The story of Rice is quite simple: Nisha and Yvette meet in Nisha’s office where she has been working long hours. Nisha is unhappy with Yvette’s refusal to clean her workspace to her liking. Yvette has very definite ideas about what she should be cleaning. But this clash between powerful personalities is about to become irrelevant in company politics—the Golden Fields company has just hired a management “guru” who is slashing and burning every budget he can find. Thrown together in mutual misery in a series of after business hours encounters, the women become friends. They bond over food, naturally—both Yvette’s home cooked Chinese dishes, and Nisha’s concern over her happy go lucky boyfriend’s food truck and his “khaki rolls.”
Two actresses, no matter how experienced or talented—as Lam and Hasan are—cannot quite pull off the range of roles in Rice, although dialect coach Catherine Weate has done sterling work with all the accents. It’s hard for the audience to keep track of all the characters that cross this bright, white stage in ninety five minutes of playing time. It’s to Lee’s credit that she has created such interesting and varied roles—it would be great to see a cast playing each role with a single actor. Similarly, the change of scenes in Rice would benefit from changes of scenery. Changing the lighting (again, even in the talented hands of Bethany Gupwell, the lighting designer) doesn’t quite do it.
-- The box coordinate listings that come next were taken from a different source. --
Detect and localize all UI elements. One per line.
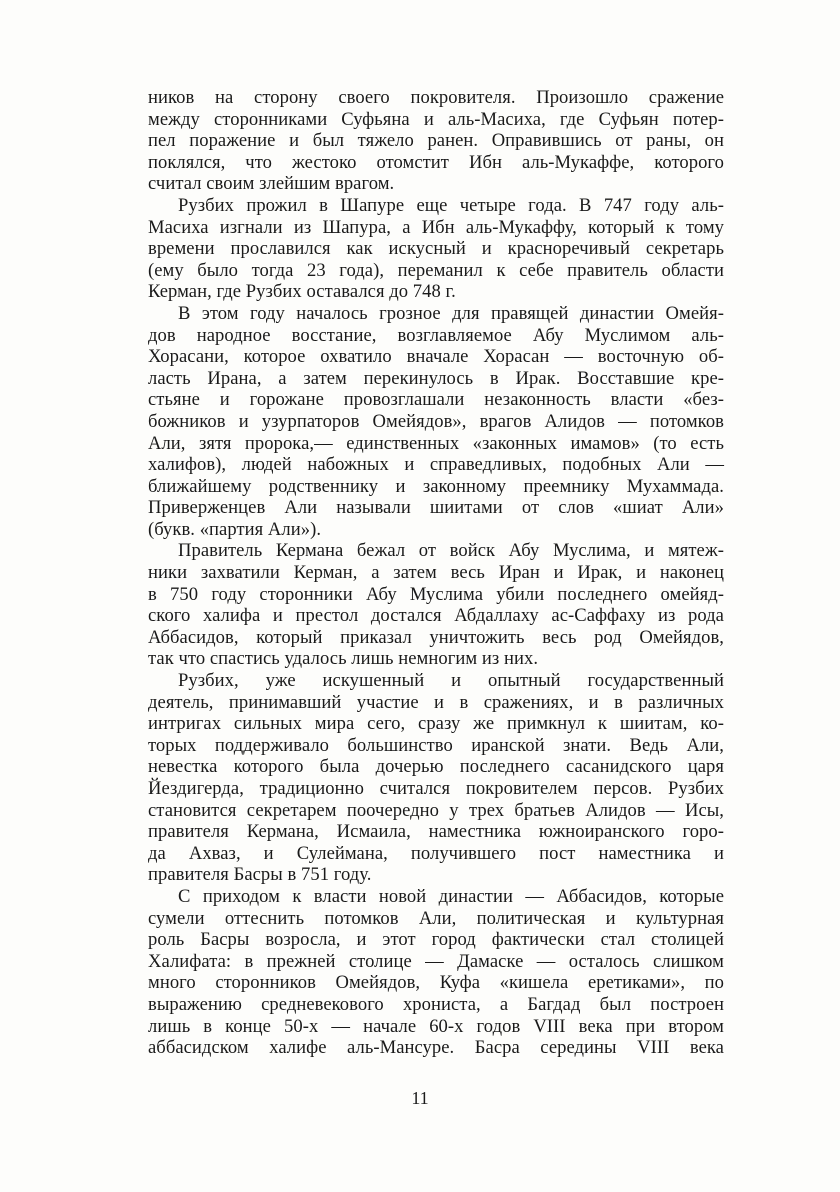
text-line: Аббасидов, который приказал уничтожить весь род Омейядов, (148, 626, 724, 648)
text-line: Хорасани, которое охватило вначале Хорасан — восточную об- (148, 346, 724, 368)
text-line: Приверженцев Али называли шиитами от слов «шиат Али» (148, 497, 724, 519)
text-line: правителя Кермана, Исмаила, наместника южноиранского горо- (148, 821, 724, 843)
text-line: считал своим злейшим врагом. (148, 173, 395, 195)
text-line: поклялся, что жестоко отомстит Ибн аль-Мукаффе, которого (148, 151, 724, 173)
text-line: стьяне и горожане провозглашали незаконность власти «без- (148, 389, 724, 411)
text-line: С приходом к власти новой династии — Аббасидов, которые (178, 885, 724, 907)
paragraph (148, 195, 724, 303)
text-line: (ему было тогда 23 года), переманил к себе правитель области (148, 259, 724, 281)
text-line: роль Басры возросла, и этот город фактически стал столицей (148, 929, 724, 951)
text-line: ближайшему родственнику и законному преемнику Мухаммада. (148, 475, 724, 497)
text-line: Рузбих прожил в Шапуре еще четыре года. В 747 году аль- (178, 194, 724, 216)
text-line: да Ахваз, и Сулеймана, получившего пост наместника и (148, 842, 724, 864)
text-line: Али, зятя пророка,— единственных «законных имамов» (то есть (148, 432, 724, 454)
text-line: ского халифа и престол достался Абдаллаху ас-Саффаху из рода (148, 605, 724, 627)
text-line: ники захватили Керман, а затем весь Иран и Ирак, и наконец (148, 562, 724, 584)
text-line: Масиха изгнали из Шапура, а Ибн аль-Мукаффу, который к тому (148, 216, 724, 238)
paragraph (148, 87, 724, 195)
paragraph (148, 540, 724, 670)
text-line: Халифата: в прежней столице — Дамаске — осталось слишком (148, 950, 724, 972)
text-line: Йездигерда, традиционно считался покровителем персов. Рузбих (148, 778, 724, 799)
text-line: халифов), людей набожных и справедливых, подобных Али — (148, 454, 724, 476)
text-line: много сторонников Омейядов, Куфа «кишела еретиками», по (148, 972, 724, 994)
text-line: пел поражение и был тяжело ранен. Оправившись от раны, он (148, 130, 724, 152)
text-line: Керман, где Рузбих оставался до 748 г. (148, 281, 456, 303)
page-number: 11 (411, 1088, 429, 1108)
text-line: между сторонниками Суфьяна и аль-Масиха, где Суфьян потер- (148, 108, 724, 130)
text-line: времени прославился как искусный и красноречивый секретарь (148, 238, 724, 260)
text-line: правителя Басры в 751 году. (148, 864, 372, 886)
text-line: лишь в конце 50-х — начале 60-х годов VIII века при втором (148, 1015, 724, 1037)
text-line: Рузбих, уже искушенный и опытный государственный (178, 670, 724, 692)
text-line: Правитель Кермана бежал от войск Абу Муслима, и мятеж- (178, 540, 724, 562)
paragraph (148, 670, 724, 886)
text-line: аббасидском халифе аль-Мансуре. Басра середины VIII века (148, 1037, 724, 1059)
text-line: торых поддерживало большинство иранской знати. Ведь Али, (148, 734, 724, 756)
text-line: в 750 году сторонники Абу Муслима убили последнего омейяд- (148, 583, 724, 605)
text-line: деятель, принимавший участие и в сражениях, и в различных (148, 691, 724, 713)
text-line: дов народное восстание, возглавляемое Абу Муслимом аль- (148, 324, 724, 346)
body-text (148, 87, 724, 1059)
text-line: божников и узурпаторов Омейядов», врагов Алидов — потомков (148, 410, 724, 432)
text-line: ласть Ирана, а затем перекинулось в Ирак. Восставшие кре- (148, 367, 724, 389)
paragraph (148, 303, 724, 541)
text-line: (букв. «партия Али»). (148, 518, 322, 540)
text-line: сумели оттеснить потомков Али, политическая и культурная (148, 907, 724, 929)
paragraph (148, 886, 724, 1059)
text-line: интригах сильных мира сего, сразу же примкнул к шиитам, ко- (148, 713, 724, 735)
text-line: невестка которого была дочерью последнего сасанидского царя (148, 756, 724, 778)
text-line: ников на сторону своего покровителя. Произошло сражение (148, 87, 724, 108)
text-line: так что спастись удалось лишь немногим из них. (148, 648, 539, 670)
text-line: В этом году началось грозное для правящей династии Омейя- (178, 302, 724, 324)
text-line: становится секретарем поочередно у трех братьев Алидов — Исы, (148, 799, 724, 821)
text-line: выражению средневекового хрониста, а Багдад был построен (148, 993, 724, 1015)
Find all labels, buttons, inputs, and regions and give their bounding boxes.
A play with such a varied cast and complex settings (the scenes shift from Melbourne, Australia to Delhi, India) is a lot to pull off successfully in a small theatre in the round. The intimacy of the Orange Tree stage should work well in a two hander, but in this case, the set design is unnecessarily cluttered with a desk. This makes playing in the round quite tricky—every time someone sits down at that desk, the space is transformed from four into three sides, and the audience seated on the fourth side behind the desk have to grapple with the backs (or, at best, the profiles) of the performers. This happens too often not to be an unwelcome distraction. But the overwhelming feeling that remains after the conclusion of this production of Rice—is that this might not be a piece for the theatre. Perhaps the story would show to best advantage as an Australian indie film—the kind that has made Australian film making famous.
In Rice, Michele Lee has created great characters and a compelling story. But it needs the right environment to show to best advantage. Put together a bigger cast in the right medium—and this could be a classic.